Blind analysis avoids the influence of expectations

What remains is the natural radioactivity that all materials emit – even the elements within the detector. The goal is to minimize and measure this radiation, the intensity of which is constant. “The background it causes is completely flat,” says Schumann, referring to measuring points connected by a straight line on a graph. This must be low enough that the decay signals stand out. That they did actually stand out is indicated by the sharp curve of measuring points, Schumann adds. “We got a clearly visible signal,” he says. But how does he know it is from the decay of 124Xe?

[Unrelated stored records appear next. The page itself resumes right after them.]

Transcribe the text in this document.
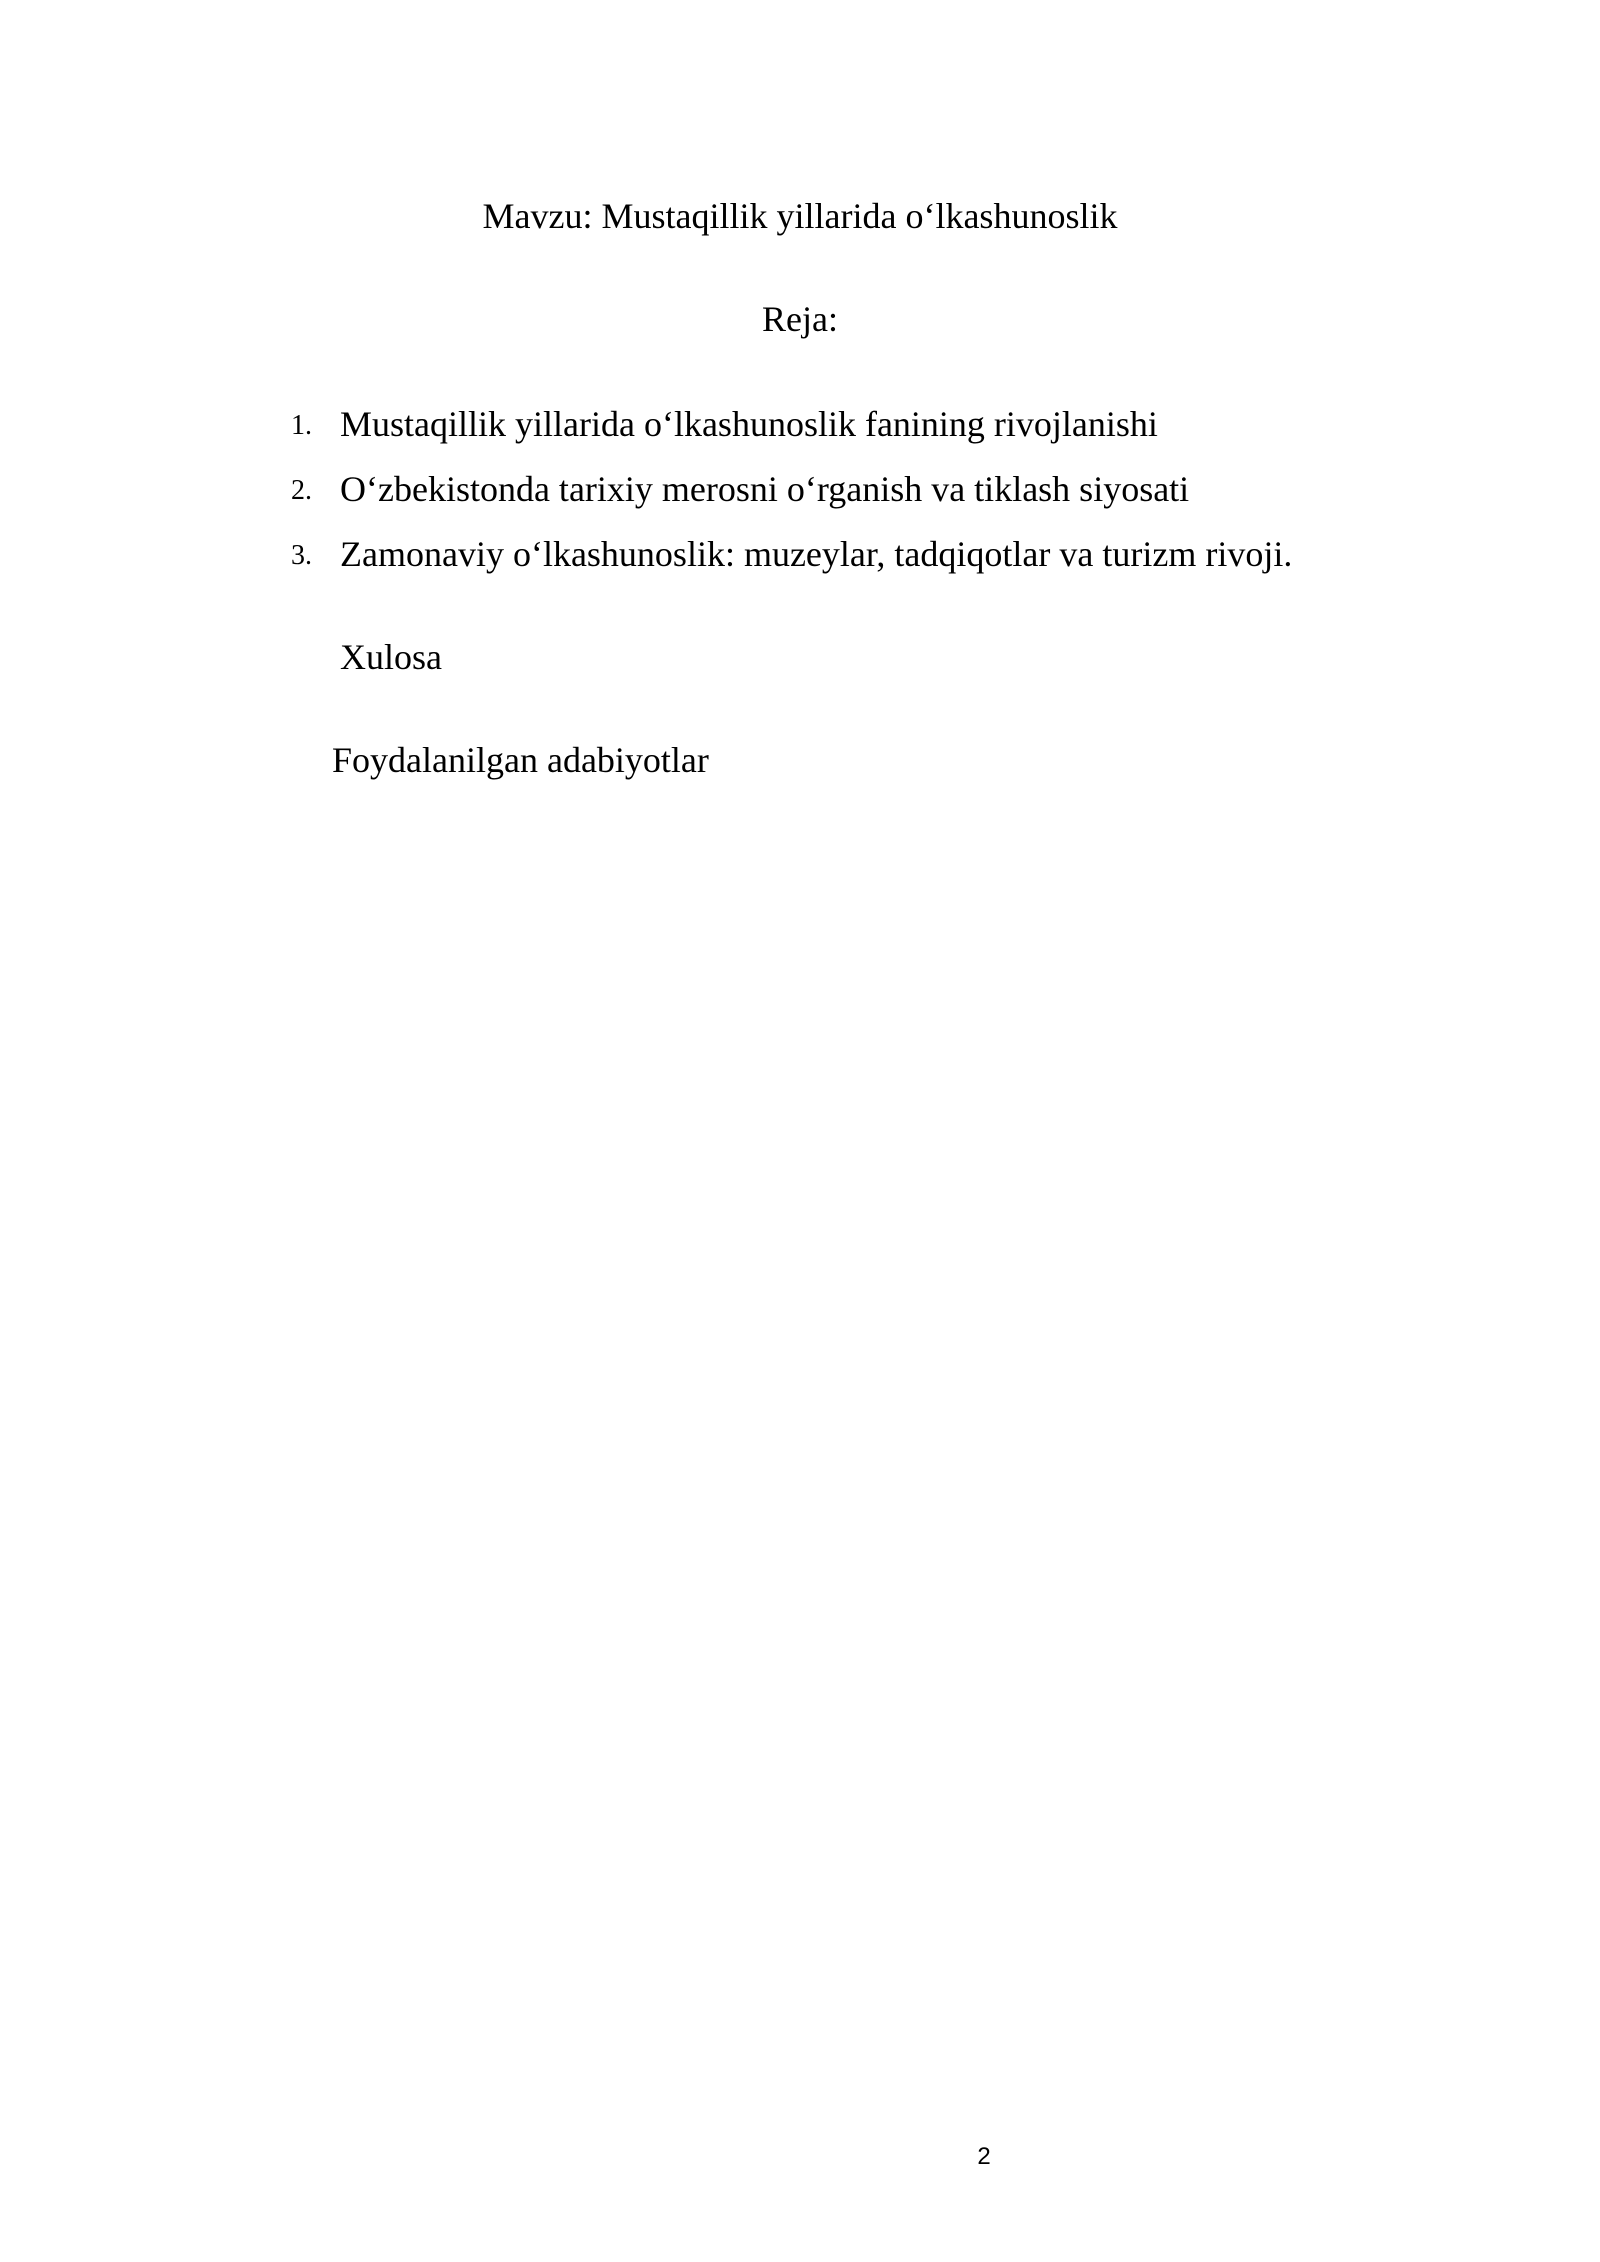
Mavzu: Mustaqillik yillarida o‘lkashunoslik
Reja:
1. Mustaqillik yillarida o‘lkashunoslik fanining rivojlanishi
2. O‘zbekistonda tarixiy merosni o‘rganish va tiklash siyosati
3. Zamonaviy o‘lkashunoslik: muzeylar, tadqiqotlar va turizm rivoji.
Xulosa
Foydalanilgan adabiyotlar
2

Marc Schumann, an astroparticle physicist at the University of Freiburg, wants to continue building the best possible detectors. Photo: Jürgen Gocke

“That’s the critical issue,” he admits. In order to prove this beyond doubt, the XENON collaboration uses several safeguarding measures. For example, human nature is taken out of the equation, because it is a well-known fact that expectations can bias objectivity. “Measuring this half-life was the goal of the experiment, after all,” says Schumann, which is why the experts had to precisely determine the background radiation in the area of measurement as well as the type of signal they hoped to find without ever having seen any data from this segment. “The analysis was conducted blindly,” explains Schumann, who is an expert in detectors. This means that the detector’s calculations and calibrations had to be done in a slightly roundabout way, and the analysis of the area of data where scientists hoped to find the signal began only after the fact.

XENON1T works by detecting light. When 124Xe decays, X-rays are emitted, which make some Xenon nuclei emit light. However, XENON1T also measures minute electric charges. While these are also emitted during such events, they are much slower than light. “Based on the time difference between these two signals, we can calculate the position where a decay occurred in the detector,” says Schumann. More importantly, the signals had the expected energy. After a group of scientists brooded over the data for more than a year, the result was clear: The signals are from 124Xe decays. Based on the number of decays that occurred during the measuring period and related to the overall amount of 124Xe, the extremely long half-life were able to be calculated.

The researchers want to be world champions in detector sensitivity

“It is nice to have achieved that measurement,” Schumann remarks. “We’re happy.” But beyond that, the world record is not so important in that it does not shed any new light on dark matter, although almost one quarter of the universe is made out of this inexplicable substance. “That would have been a measurement worthy of a Nobel prize,” says Schumann, who wrote his PhD thesis on particle physics. While completing his second postdoc in Houston, Texas, he became interested in astroparticle physics, a field in which researchers do not artificially produce particles but study those already existing in the universe. “My motivation is to build the best detectors possible,” says Schumann, who became a professor in Freiburg in 2016 and is now the head of a research group of 20 scientists.

XENON1T is the third model in a series of detectors. “The principle always remains the same; only the size and sensitivity increase,” explains Schumann. The model XENONnT is currently under construction and will replace XENON1T. Instead of two tons of Xenon, its detector mass will be 5.9 tons. The challenge of constructing detectors is the radioactive building materials: “We have to build bigger and bigger detectors with less and less materials so that we can lower the noise floor and achieve the highest sensitivity,” says Marc Schumann. “That is what we want to be world champions in.”